Entscheidungsstichwort (Thema)

Einkommensteuer, Lohnsteuer, Kirchensteuer

 

Leitsatz (amtlich)

Zur steuerlichen Stellung von Vereinsmitgliedern, die als Haus- und Platzkassierer tätig sind.

 

Normenkette

EStG § 19/1

 

Tatbestand

Strittig ist, ob der Beschwerdeführer (Bf.), ein Turn- und Sportverein, von Beträgen, die er an als Haus- und Platzkassierer tätig gewesene Vereinsmitglieder in den Jahren 1953 und 1954 gezahlt hat, Lohnsteuer hätte einbehalten und abführen müssen. Der Bf. bestreitet die Einbehaltungs- und Abführungspflicht, weil die Vereinsmitglieder nur um ihrer Kassiertätigkeit willen nicht als Arbeitnehmer angesehen werden könnten.

Das Finanzamt, das Arbeitsverhältnisse für gegeben ansah, zog den Bf. als Haftenden heran. Der Einspruch blieb ohne Erfolg, ebenso die Berufung. Auch das Finanzgericht hielt Arbeitsverhältnisse für gegeben, wobei es insbesondere darauf abstellte, daß die Entgelte nicht so gering gewesen seien, daß in ihnen nicht ein beachtlicher Anreiz für die übernahme der Kassiertätigkeit gelegen habe.

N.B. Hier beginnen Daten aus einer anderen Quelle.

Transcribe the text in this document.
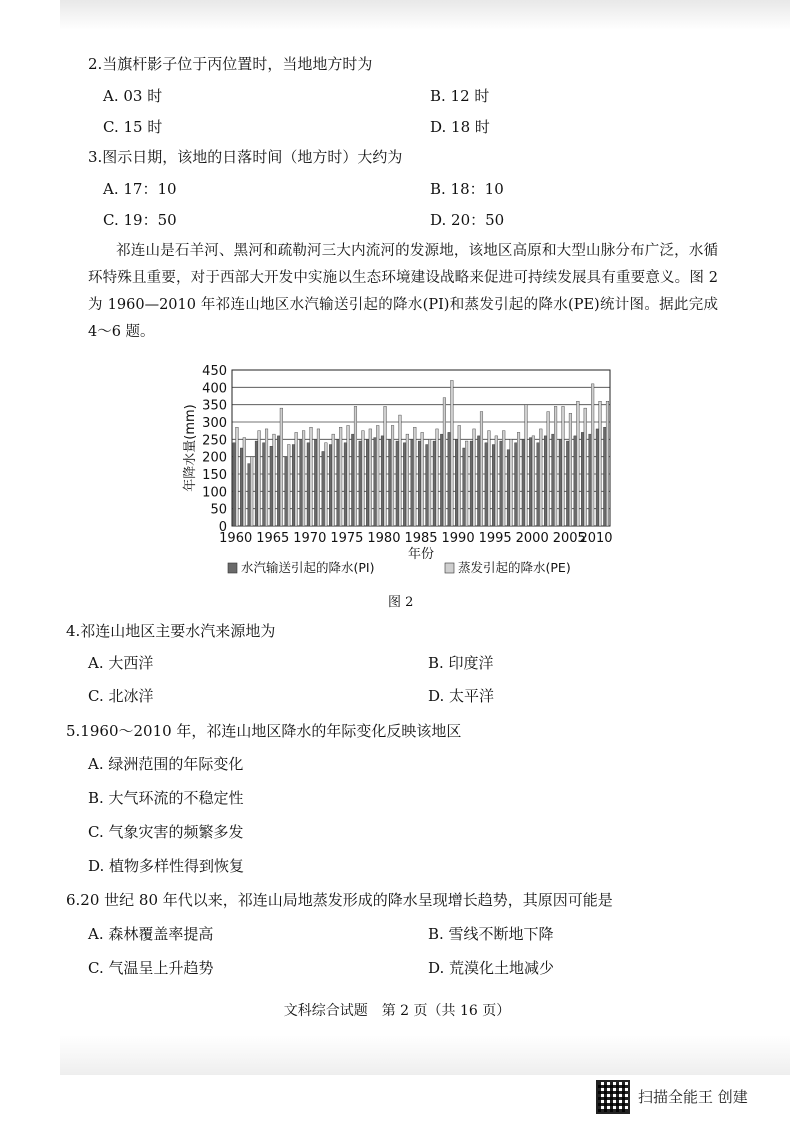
2.当旗杆影子位于丙位置时，当地地方时为
A. 03 时	B. 12 时
C. 15 时	D. 18 时
3.图示日期，该地的日落时间（地方时）大约为
A. 17：10	B. 18：10
C. 19：50	D. 20：50
祁连山是石羊河、黑河和疏勒河三大内流河的发源地，该地区高原和大型山脉分布广泛，水循环特殊且重要，对于西部大开发中实施以生态环境建设战略来促进可持续发展具有重要意义。图 2 为 1960—2010 年祁连山地区水汽输送引起的降水(PI)和蒸发引起的降水(PE)统计图。据此完成 4～6 题。
0
50
100
150
200
250
300
350
400
450
1960 1965 1970 1975 1980 1985 1990 1995 2000 2005
2010
年份
年降水量(mm)
水汽输送引起的降水(PI)	蒸发引起的降水(PE)
图 2
4.祁连山地区主要水汽来源地为
A. 大西洋	B. 印度洋
C. 北冰洋	D. 太平洋
5.1960～2010 年，祁连山地区降水的年际变化反映该地区
A. 绿洲范围的年际变化
B. 大气环流的不稳定性
C. 气象灾害的频繁多发
D. 植物多样性得到恢复
6.20 世纪 80 年代以来，祁连山局地蒸发形成的降水呈现增长趋势，其原因可能是
A. 森林覆盖率提高	B. 雪线不断地下降
C. 气温呈上升趋势	D. 荒漠化土地减少
文科综合试题　第 2 页（共 16 页）
扫描全能王 创建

Mit der wegen der grundsätzlichen Bedeutung der Sache ausdrücklich zugelassenen Rechtsbeschwerde wehrt sich der Bf. nach wie vor gegen die Inanspruchnahme. Er macht geltend: Die Höhe der Vergütungen könne kein Merkmal für die Beurteilung der Tätigkeit sein. Wenn das Finanzgericht eine Vergütung von 50 oder 25 DM monatlich als erheblich angesehen habe, so sei außer acht gelassen worden, daß die in Betracht kommenden Vereinsmitglieder Auslagen gehabt und ihre Freizeit geopfert hätten. Im übrigen fehle es an einer Einordnung, weil die als Kassierer tätigen Vereinsmitglieder zwar vom Vorstand beauftragt, aber - und das sei das Entscheidende - von der Mitgliederversammlung gewählt würden. Die als Kassierer tätigen Mitglieder schuldeten auch nicht ihre Arbeitskraft, sondern allein den Erfolg. Wie sie diesen Erfolg herbeiführten, sei ihre Sache.

 

Entscheidungsgründe

Die Rechtsbeschwerde muß zur Aufhebung der Vorentscheidungen führen.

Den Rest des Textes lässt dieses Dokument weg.